Now that you have properly tallied up all of the figures, it's time to see where you stand. Are you spending more than you make? If so, you’re likely already deep in credit card debt. If you’re spending less than you earn, is the difference enough to achieve your short-term or long-term goals? Often, the process of creating your budget does more help for you than the actual budget itself.
50-30-20 The Best Budget For Almost Anyone
“What’s the best way to budget for beginners?” Unfortunately, there is no one-size-fits-all answer to this question. But one of the more common budgets people use, the 50-30-20 budget, is a great approach for most people.
Even if this budget doesn’t perfectly fall in line with your income and lifestyle, it should still give you a basic understanding of how a budget should be. Here’s how we break it down:
Half of your income should be allocated to monthly expenses that are absolutely mandatory. Mortgage or rent, car note, insurance payments, credit card bills, groceries, child care expenses, etc.. This is for items and services that you either cannot live without or have an obligation to pay on.
A little less than 1/3rd of your income, and not a penny more, should be allocated to wants. This can be your morning coffee ritual, or going to happy hour with coworkers, or even your Apple Music or Hulu subscriptions.
20% Savings : The rest should go towards savings. Keep in mind that while the "Wants" percentage is 30% maximum, the savings percentage is 20% minimum. For every $500 you bring home, at least $100 should be saved.
If you have any wiggle room in the Must-Haves category, don’t put the rest into buying your wants, set it aside and save it. This helps you better achieve your goal. And, remember, the whole point of budgeting is to meet or exceed your long-term and short-term goals.
3 Tips To Properly Fine Tune Your Budget
You like the 50-30-20 method but maybe your income just can’t sustain that model. Or maybe you’re too deep into debt to allocate 50% or less to your Must-Haves. Remember, there’s always room to save money and fine tune your budget.
Even if the 50-30-20 method works just fine for your income and lifestyle, it doesn’t hurt to go out of your way to try and save more money. Here are a few money-saving tips that work great for anyone.
Use A Budgeting or Finance App
One of the easiest ways to keep track of your income and spending is by using one of the more popular apps that will do all of the leg work for you. These apps will usually automatically connect to you bank accounts and credit cards and instantly spit out figures that show you how much you’ve got coming in, and how much you’ve got going out. They will even categorize your spending for you and tell you what percentage of your income goes to which different services or merchants. (ex: 18% of your income this month was spent at Walmart)
Here are the best budgeting apps:
Learn To Cut Corners Where Possible
How much do you spend on Cable TV? Do you get a majority of your entertainment from certain channels or can you afford to switch over to a streaming service instead?
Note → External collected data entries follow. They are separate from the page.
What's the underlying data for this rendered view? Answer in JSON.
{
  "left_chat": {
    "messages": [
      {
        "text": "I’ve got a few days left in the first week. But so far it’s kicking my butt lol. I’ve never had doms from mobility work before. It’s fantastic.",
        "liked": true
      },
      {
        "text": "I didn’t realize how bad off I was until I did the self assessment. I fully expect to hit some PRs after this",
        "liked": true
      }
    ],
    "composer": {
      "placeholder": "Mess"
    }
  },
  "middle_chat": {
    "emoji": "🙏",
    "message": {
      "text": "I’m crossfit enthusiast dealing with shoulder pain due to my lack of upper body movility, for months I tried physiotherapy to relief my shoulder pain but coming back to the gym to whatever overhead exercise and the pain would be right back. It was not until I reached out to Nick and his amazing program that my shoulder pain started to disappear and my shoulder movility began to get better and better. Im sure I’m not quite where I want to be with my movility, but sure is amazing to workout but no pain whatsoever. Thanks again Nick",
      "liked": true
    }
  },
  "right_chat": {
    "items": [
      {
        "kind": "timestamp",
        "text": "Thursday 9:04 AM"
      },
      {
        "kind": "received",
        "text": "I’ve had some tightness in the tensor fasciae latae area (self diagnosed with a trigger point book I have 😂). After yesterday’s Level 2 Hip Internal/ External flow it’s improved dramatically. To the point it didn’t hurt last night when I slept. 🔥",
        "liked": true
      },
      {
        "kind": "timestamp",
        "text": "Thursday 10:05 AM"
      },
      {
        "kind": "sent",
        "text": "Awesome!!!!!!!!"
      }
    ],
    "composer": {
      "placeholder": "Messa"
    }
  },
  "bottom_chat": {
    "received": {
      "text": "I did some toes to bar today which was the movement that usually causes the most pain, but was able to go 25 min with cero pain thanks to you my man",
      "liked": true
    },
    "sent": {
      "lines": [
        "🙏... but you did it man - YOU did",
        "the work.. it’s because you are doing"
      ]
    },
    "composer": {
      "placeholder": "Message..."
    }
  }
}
Multiple streaming services may be cheaper than most cable TV plans.
Cooking, rather than eating out, can likely save you thousands of dollars per year. Eating out is convenient, but cooking is much cheaper and generally significantly healthier. If you already cook your own meals, have you considered buying in bulk and meal prepping?
Pick Up A Side Hustle
There are plenty of ways out there to make extra money, regardless of whether or not you have any marketable skills. This might be a part time job you work on the weekends or in the evening while you get your budget balanced out. Or, it might be doing some sort of gig economy work, such as Uber or Doordash.
You Need Discipline For Your Budget To Work!
The most important parts of budgeting is not just starting the process, but having the discipline to stick to that budget. What good is a budget if you don’t actually follow it? Sure, it’s nice to write out your finances and see how your money is being spent, but none of that data matters if you aren’t actively working towards improving it. Be consistent, take control, and everything else will fall into place!